13.2 Rights and obligations under any rights granted before amendment
of the Plan shall not be altered or impaired by any amendment of the Plan,
except with the consent of the person to whom such rights were granted or except
as necessary to comply with any laws or governmental regulation.
14 TERMINATION OR SUSPENSION OF THE PLAN.

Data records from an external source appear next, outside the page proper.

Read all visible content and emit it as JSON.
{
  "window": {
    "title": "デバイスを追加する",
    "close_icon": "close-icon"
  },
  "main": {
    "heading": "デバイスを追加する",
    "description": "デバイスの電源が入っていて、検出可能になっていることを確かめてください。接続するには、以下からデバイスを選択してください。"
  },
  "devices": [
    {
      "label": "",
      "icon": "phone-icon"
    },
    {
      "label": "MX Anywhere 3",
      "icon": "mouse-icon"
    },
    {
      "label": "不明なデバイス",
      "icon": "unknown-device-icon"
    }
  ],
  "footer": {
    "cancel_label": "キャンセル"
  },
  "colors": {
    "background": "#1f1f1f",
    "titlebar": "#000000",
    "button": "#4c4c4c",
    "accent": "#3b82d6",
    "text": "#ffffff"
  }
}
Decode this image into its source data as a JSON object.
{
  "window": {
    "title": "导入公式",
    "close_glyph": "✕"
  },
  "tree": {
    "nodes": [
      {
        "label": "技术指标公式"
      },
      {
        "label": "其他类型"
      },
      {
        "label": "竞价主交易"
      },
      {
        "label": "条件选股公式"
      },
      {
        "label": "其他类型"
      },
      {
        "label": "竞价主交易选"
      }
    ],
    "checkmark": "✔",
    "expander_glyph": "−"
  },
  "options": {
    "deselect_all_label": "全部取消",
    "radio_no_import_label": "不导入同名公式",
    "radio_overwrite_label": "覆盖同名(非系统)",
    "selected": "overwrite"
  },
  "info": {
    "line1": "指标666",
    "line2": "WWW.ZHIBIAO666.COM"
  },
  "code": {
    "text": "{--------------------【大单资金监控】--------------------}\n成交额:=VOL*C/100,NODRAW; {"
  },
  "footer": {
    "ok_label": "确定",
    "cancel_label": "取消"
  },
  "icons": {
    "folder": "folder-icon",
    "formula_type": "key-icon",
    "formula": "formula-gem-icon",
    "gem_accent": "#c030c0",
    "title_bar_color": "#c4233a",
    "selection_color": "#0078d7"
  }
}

14.1 The Board may suspend or terminate the Plan at any time. Unless
sooner terminated, the Plan shall terminate on midnight, January 6, 2004. No
rights may be granted under the Plan while the Plan is suspended or after it is
terminated.
14.2 Rights and obligations under any rights granted while the Plan is
in effect shall not be altered or impaired by suspension or termination of the
Plan, except with the consent of the person to whom such rights were granted or
except as necessary to comply with any laws or governmental regulation.
15 EFFECTIVE DATE OF PLAN.
The Plan shall become effective as determined by the Board, but no
rights granted under the Plan shall be exercised unless and until the Plan has
been approved by the stockholders of the Company.